Target-date mutual funds, once the darling of the industry, need lots of improvement when it comes to better practices by managers and fund companies, from more detailed and comprehensible disclosures to better manager investment, according to a new target-date research paper by Morningstar, Inc.
Morningstar researchers found, for instance, that managers appear to have little “skin in the game,” in terms of investing in the target date funds they manage. Manager investment is “severely lacking,” the report found. Of the 58 target-date fund managers that Morningstar studied for manager investment, only two had investments greater than $500,000. The threshold is $1 million for full credit for management ownership in Morningstar’s system. “It is disappointing,” says Laura Lutton, Morningstar’s editorial director for mutual fund research.
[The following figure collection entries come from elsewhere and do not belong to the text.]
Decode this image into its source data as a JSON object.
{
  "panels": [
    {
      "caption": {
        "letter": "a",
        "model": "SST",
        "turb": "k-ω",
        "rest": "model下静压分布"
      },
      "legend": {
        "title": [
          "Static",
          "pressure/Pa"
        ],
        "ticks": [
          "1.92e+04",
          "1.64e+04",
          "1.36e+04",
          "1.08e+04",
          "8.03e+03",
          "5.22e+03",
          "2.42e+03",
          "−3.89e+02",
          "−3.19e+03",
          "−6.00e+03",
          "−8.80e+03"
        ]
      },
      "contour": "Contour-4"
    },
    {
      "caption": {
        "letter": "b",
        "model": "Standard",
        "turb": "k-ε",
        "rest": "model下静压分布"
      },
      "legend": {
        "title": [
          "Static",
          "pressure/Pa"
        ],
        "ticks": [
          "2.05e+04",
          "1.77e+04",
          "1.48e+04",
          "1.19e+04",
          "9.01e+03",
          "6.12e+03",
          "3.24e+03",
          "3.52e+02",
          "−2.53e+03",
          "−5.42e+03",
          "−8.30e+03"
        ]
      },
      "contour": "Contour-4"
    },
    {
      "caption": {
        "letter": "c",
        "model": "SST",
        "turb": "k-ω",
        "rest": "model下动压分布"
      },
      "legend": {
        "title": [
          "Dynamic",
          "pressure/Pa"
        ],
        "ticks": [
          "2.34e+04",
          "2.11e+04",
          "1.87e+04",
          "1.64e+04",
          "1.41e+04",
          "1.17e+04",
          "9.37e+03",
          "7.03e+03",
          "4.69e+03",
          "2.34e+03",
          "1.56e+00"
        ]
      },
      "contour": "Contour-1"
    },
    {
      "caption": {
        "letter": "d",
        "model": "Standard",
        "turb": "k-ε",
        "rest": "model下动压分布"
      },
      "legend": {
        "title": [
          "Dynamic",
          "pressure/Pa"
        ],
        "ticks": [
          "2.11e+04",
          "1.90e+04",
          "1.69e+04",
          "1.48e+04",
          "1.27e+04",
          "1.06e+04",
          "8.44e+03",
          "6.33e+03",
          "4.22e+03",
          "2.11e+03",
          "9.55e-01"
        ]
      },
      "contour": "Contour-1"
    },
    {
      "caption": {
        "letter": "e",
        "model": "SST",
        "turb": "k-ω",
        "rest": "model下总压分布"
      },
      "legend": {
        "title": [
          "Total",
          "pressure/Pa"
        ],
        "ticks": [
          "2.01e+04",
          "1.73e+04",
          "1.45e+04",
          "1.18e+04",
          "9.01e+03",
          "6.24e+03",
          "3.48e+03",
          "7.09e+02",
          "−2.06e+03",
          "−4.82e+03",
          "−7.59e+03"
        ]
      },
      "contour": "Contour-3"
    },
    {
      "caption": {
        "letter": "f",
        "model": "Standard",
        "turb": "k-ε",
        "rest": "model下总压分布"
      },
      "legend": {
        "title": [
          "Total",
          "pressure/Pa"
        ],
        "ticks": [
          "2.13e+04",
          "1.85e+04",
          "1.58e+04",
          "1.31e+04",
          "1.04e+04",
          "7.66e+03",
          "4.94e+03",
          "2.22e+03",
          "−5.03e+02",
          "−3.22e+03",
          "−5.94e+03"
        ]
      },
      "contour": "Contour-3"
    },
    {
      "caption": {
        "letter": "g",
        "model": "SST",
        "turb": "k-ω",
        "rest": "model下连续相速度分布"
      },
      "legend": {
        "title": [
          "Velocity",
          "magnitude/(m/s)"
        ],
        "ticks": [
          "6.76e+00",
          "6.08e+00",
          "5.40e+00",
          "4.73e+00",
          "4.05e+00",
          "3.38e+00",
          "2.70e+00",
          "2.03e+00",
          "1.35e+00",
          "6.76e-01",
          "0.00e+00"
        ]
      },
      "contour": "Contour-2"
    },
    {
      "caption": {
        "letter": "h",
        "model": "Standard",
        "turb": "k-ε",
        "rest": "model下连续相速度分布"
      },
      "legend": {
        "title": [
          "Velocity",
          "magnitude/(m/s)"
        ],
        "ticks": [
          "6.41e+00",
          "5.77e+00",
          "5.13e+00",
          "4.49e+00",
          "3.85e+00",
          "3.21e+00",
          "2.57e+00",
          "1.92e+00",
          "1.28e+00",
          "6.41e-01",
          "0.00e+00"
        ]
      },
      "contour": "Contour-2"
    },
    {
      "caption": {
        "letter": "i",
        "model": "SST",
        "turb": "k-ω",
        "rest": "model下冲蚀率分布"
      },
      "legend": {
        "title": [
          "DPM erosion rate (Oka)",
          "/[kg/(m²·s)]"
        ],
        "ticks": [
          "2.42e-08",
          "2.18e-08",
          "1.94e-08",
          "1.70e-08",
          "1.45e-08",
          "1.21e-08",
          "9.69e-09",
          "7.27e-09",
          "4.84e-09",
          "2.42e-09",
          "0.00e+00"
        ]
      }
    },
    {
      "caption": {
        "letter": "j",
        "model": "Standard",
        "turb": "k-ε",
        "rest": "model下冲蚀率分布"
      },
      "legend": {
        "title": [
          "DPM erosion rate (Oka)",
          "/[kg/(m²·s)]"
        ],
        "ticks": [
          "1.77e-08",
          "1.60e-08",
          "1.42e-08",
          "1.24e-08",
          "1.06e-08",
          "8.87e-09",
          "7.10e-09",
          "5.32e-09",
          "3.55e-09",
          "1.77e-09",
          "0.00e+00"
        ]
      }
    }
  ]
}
Target-date funds are designed to be a core holding in one’s portfolio, so the lack of conviction displayed–and Lutton says she has heard every excuse from CEOs for the lack of manager investment–reveals that managers of target-date funds are not as confident about performance as the companies’ marketing departments.
“Across the board, investment is poor,” Lutton says. “I have heard CEOs who say, ‘I don’t think that matters.’ But we have data that say it does,” she says. “I hope this is an area where we see some improvement over the years, and I think we will.”
Morningstar’s research also found that target-date funds have a very wide range of asset allocations the closer the investor is to retirement. The report says the variation can be dramatic. As investors age, some fund series stay aggressive with a high percentage of equities while others place more emphasis on asset preservation.
The divergence of glide paths are lost on many investors and fiduciaries, according to the report, and are not explained well, and it is those differences and lack of understanding of the glide paths that led to the shock over many of the 2010 funds’ poor performances in 2008.
“Because these funds differ so much from one to the next, it’s really critical for investors to understand what they own,” says Lutton, “and that’s a challenge because the public disclosure from the fund companies is lacking.”
Asset allocation, manager selection, how the funds were designed, and how they will perform can all be more transparent, timely and clear, according to Morningstar. It is tough or nearly impossible, the researchers wrote, for individual shareholders to figure out how their target-date funds work.